My musings come ahead of the Mobile World Congress in Barcelona which kicks off this week. It's usually the place for the latest cutting edge smartphones, but this year looks flat. Samsung has delayed their next device – the Galaxy S8 – after the exploding Note 7 saga , and rumors and leaks so far have not suggested anything surprising. Though the Nokia 3310 could be making a return . Has the mobile phone world run out of ideas?

It's easy to dismiss smartphone innovation as dead. In fact, one in two people think the smartphone itself will be obsolete within five years, according to an Ericsson survey of 100,000 people globally, released at the end of 2015.

Yes, smartphones will be dead in five years but not in the sense of being wiped out. Instead, innovation will come from new areas, not hardware, and the way we interact with devices will change. Smartphones as we know them today will be dead.

Right now, we use the phones to send messages, make calls, browse the web and watch things. That's still going to be the case but the real innovation in the future is going to come from software and a large part of that is about making our devices smarter and more personal. The move is underway and artificial intelligence (AI) assistants such as Apple's Siri, Amazon's Alexa and Google Assistant will be at the heart of that.

More than one in four people (21.6 percent) use voice search on their devices at least once a day, while 26.7 percent use it at least once a week, according to a survey of 2,000 U.S. mobile phone users done in January by website consultancy firm HigherVisibility. Nearly 29 percent never use a voice assistant. But the potential here could be huge.

The biggest advantage is that it's easier to use voice than type. But for technology giants like Amazon, Google and Apple, it's also a chance to learn more about the user, and offer intelligent, smart recommendations and results.
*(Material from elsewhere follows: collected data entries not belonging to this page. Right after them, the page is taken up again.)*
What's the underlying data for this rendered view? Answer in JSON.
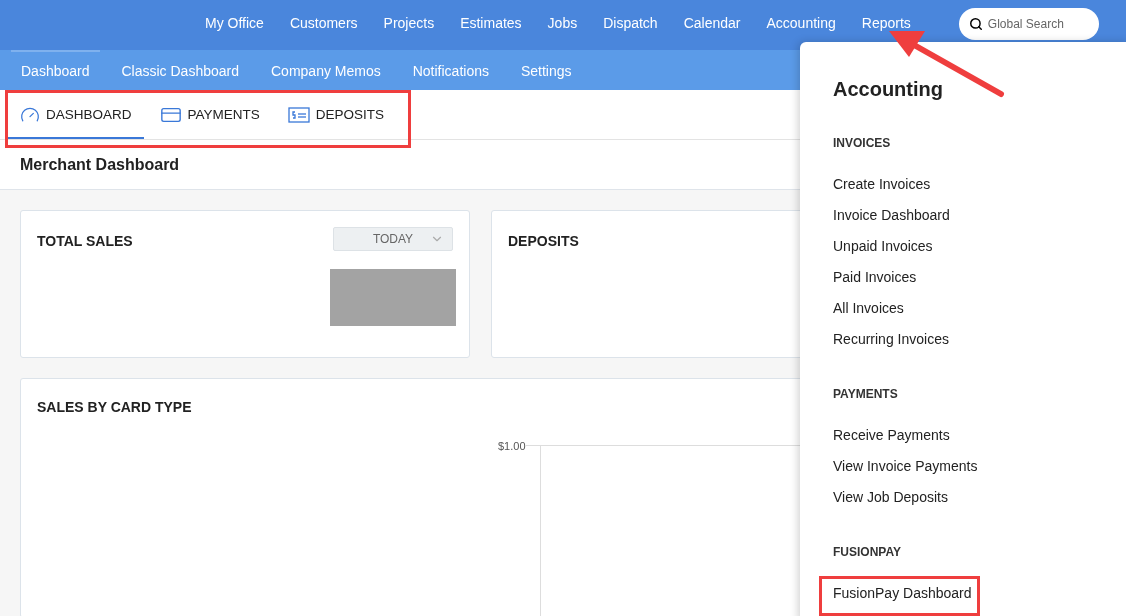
{
  "top_nav": {
    "items": [
      {
        "label": "My Office"
      },
      {
        "label": "Customers"
      },
      {
        "label": "Projects"
      },
      {
        "label": "Estimates"
      },
      {
        "label": "Jobs"
      },
      {
        "label": "Dispatch"
      },
      {
        "label": "Calendar"
      },
      {
        "label": "Accounting"
      },
      {
        "label": "Reports"
      }
    ],
    "search": {
      "placeholder": "Global Search"
    }
  },
  "sub_nav": [
    {
      "label": "Dashboard",
      "selected": true
    },
    {
      "label": "Classic Dashboard",
      "selected": false
    },
    {
      "label": "Company Memos",
      "selected": false
    },
    {
      "label": "Notifications",
      "selected": false
    },
    {
      "label": "Settings",
      "selected": false
    }
  ],
  "tabs": {
    "annotated": true,
    "items": [
      {
        "label": "DASHBOARD",
        "kind": "gauge",
        "selected": true
      },
      {
        "label": "PAYMENTS",
        "kind": "card",
        "selected": false
      },
      {
        "label": "DEPOSITS",
        "kind": "bill",
        "selected": false
      }
    ]
  },
  "page_title": "Merchant Dashboard",
  "cards": [
    {
      "title": "TOTAL SALES",
      "filter": "TODAY"
    },
    {
      "title": "DEPOSITS"
    }
  ],
  "sales_by_card_type": {
    "title": "SALES BY CARD TYPE",
    "y_tick": "$1.00"
  },
  "menu": {
    "title": "Accounting",
    "sections": [
      {
        "heading": "INVOICES",
        "items": [
          {
            "label": "Create Invoices",
            "annotated": false
          },
          {
            "label": "Invoice Dashboard",
            "annotated": false
          },
          {
            "label": "Unpaid Invoices",
            "annotated": false
          },
          {
            "label": "Paid Invoices",
            "annotated": false
          },
          {
            "label": "All Invoices",
            "annotated": false
          },
          {
            "label": "Recurring Invoices",
            "annotated": false
          }
        ]
      },
      {
        "heading": "PAYMENTS",
        "items": [
          {
            "label": "Receive Payments",
            "annotated": false
          },
          {
            "label": "View Invoice Payments",
            "annotated": false
          },
          {
            "label": "View Job Deposits",
            "annotated": false
          }
        ]
      },
      {
        "heading": "FUSIONPAY",
        "items": [
          {
            "label": "FusionPay Dashboard",
            "annotated": true
          }
        ]
      }
    ]
  }
}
Voice is also the best way for us to interact with the billions of internet connected items that are forecast to come online in the next few years, from fridges to new wearables. Google, Apple and Amazon, could potentially be on these devices in the form of voice assistants. At the Consumer Electronics Show (CES) earlier this year, Amazon stole the show , with its voice assistant Alexa, which was integrated with many devices.

We might find a rise of devices like the Amazon Echo speaker or Google Home as well as new wearables, home robots and nearly every other device in cities and houses connected to the internet. But this does not make the smartphone obsolete like many have predicted. The smartphone will still be at the center of people's lives, it may just have a new role.

Innovation in smartphones will come in areas where it can play a role in the so-called Internet of Things (IoT), and that's still very much in the center. Don't be surprised if in five years if your smartphones look the same, but all of a sudden you're talking to them a lot more, and they are able to control more of your internet-connected lives.